Iervolino: “Mondragone squadra ostica ma dobbiamo vincere”

Simone Vicidomini– Mancano ventiquattro ore alla partita contro il Mondragone. La formazione isolana ha la grande occasione di confermarsi nei piani alti della classifica e mettere fuori causa la squadra casertana che fino a poche giornate fa era considerata una diretta concorrente per i play-off.

«Affronteremo una squadra costruita per disputare un campionato di vertice e i punti che ha in classifica non rispecchiano quelli che sono i valori del campo, così come altre squadre del girone – commenta Angelo Iervolino –. Sono squadre da prendere con le molle e con concentrazione. Ci aspetta una partita tosta in cui cercheremo di conquistare i tre punti. Il Mondragone è una squadra che può metterci in difficoltà in varie maniere ma, nonostante avessimo l’impegno di coppa, abbiamo cercato di preparare questa partita nel migliore dei modi».

Mercoledì in coppa a Saviano l’Ischia è scesa in campo con tanti giovani. Chi si è dimostrato pronto per il campionato? «Nella fattispecie, eravamo forti del 3-1 dell’andata ed era anche un modo per dare spazio a chi in allenamento si sta dimostrando giocatore valido e affidabile. Parlo degli under perché come over anche mercoledì eravamo in pochi – spiega Iervolino –.

Tutti a mio avviso hanno dimostrato di poter far parte della rosa, a prescindere dai minutaggi. Il percorso di crescita passa anche per quello che si fa in settimana. Ci prendiamo il merito e la soddisfazione che tra coppa e campionato sono andati in campo 26 calciatori. E’ importante che i ragazzi capiscano che c’è la nostra fiducia e quella della società».

Alla luce del passo falso di Mugnano e visto che la classifica è abbastanza corta, si può dire che col Mondragone i tre punti sono obbligatori? «Con il Mondragone vogliamo vincere. Siamo agli sviluppi iniziali, il campionato è lungo, abbiamo visto che mercoledì in coppa la Puteolana è uscita. La stanchezza, gli infortuni ecc. possono sovvertire tutto quello che è stato finora scritto. Se quello di sabato scorso è stato un punto perso o guadagnato, potremo saperlo solo più avanti, disperandoci o rallegrandoci di quel risultato. Avremo di fronte squadre importanti come Mondragone prima e Maddalonese poi e cercheremo di stare lassù, in scia nella parte alta della classifica».

Al fianco di Iervolino c’è Angelo Arcamone, un attaccante che, appena sarà in grado di giocare, potrà dare un contributo al reparto avanzato. «Sono contento per Angelo, un ragazzo che mette tanta passione e professionalità in quello che fa. E’ motivante anche per lui far parte del gruppo a tempo pieno. Ha iniziato un percorso atletico, riabilitativo dal punto di vista muscolare e dalla settimana prossima cercheremo di metterlo in carreggiata a livello metabolico – continua Iervolino –.

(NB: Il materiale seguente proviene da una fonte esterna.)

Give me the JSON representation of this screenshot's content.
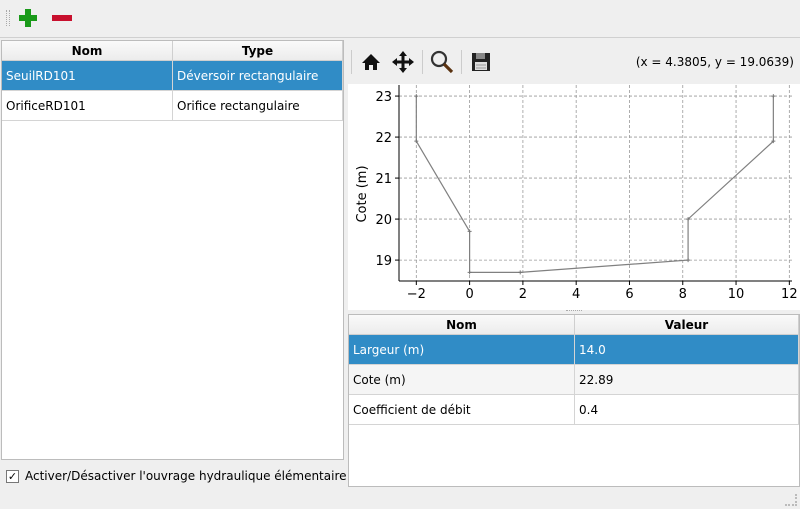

E’ importante che lui sia partecipe, parte di un gruppo che lotta e che vuole raggiungere traguardi importanti. Quando sarà a disposizione? Tra una settimana inizierà un lavoro metabolico, poi dipenderà da come risponderà il suo fisico che, lo sappiamo tutti, è imponente. Potrebbe esserci una sorpresa così come volerci qualche giorno in più».

La mancanza di un uomo di peso in avanti ha penalizzato molto la squadra in alcune partite? «Alcune volte abbiamo faticato a fare gol, è successo con il S.Antonio Abate, con il risultato sbloccato sul finire ma dopo aver costruito tantissime palle-gol. Col Neapolis stesso discorso. Comunque gli uomini che si sono alternati come prima punta, De Luise e Invernini, hanno fatto bene.

Il rientro di Arcamone ci dà più tempo di recupero per chi ha giocato per tanti minuti. Anche questo ci ha un po’ penalizzato. A prescindere dalle assenze che in una stagione ci possono stare. Mercoledì scorso per far riposare un calciatore che finora aveva sempre giocato come Buono, ho preferito adattare un compagno in un ruolo diverso. Il pericolo è dovuto alle tante gare giocate con grande ritmo e intensità. E’ ovvio che in alcuni momenti la fatica si può pagare».

Anche contro il Neapolis l’eccessiva frenesia, la foga negli ultimi sedici metri non ha aiutato. «E’ una caratteristica mentale che la squadra si porta con sé e su cui stiamo lavorando da inizio stagione – replica Iervolino –. La squadra ha bisogno di sbloccare la partita per essere tranquilla. Questo avviene perché è una squadra giovane, mentre una “attempata” comprende meglio che bisogna avere pazienza. Ci stiamo lavorando e un po’ alla volta acquisiranno questo aspetto, speriamo già da domenica».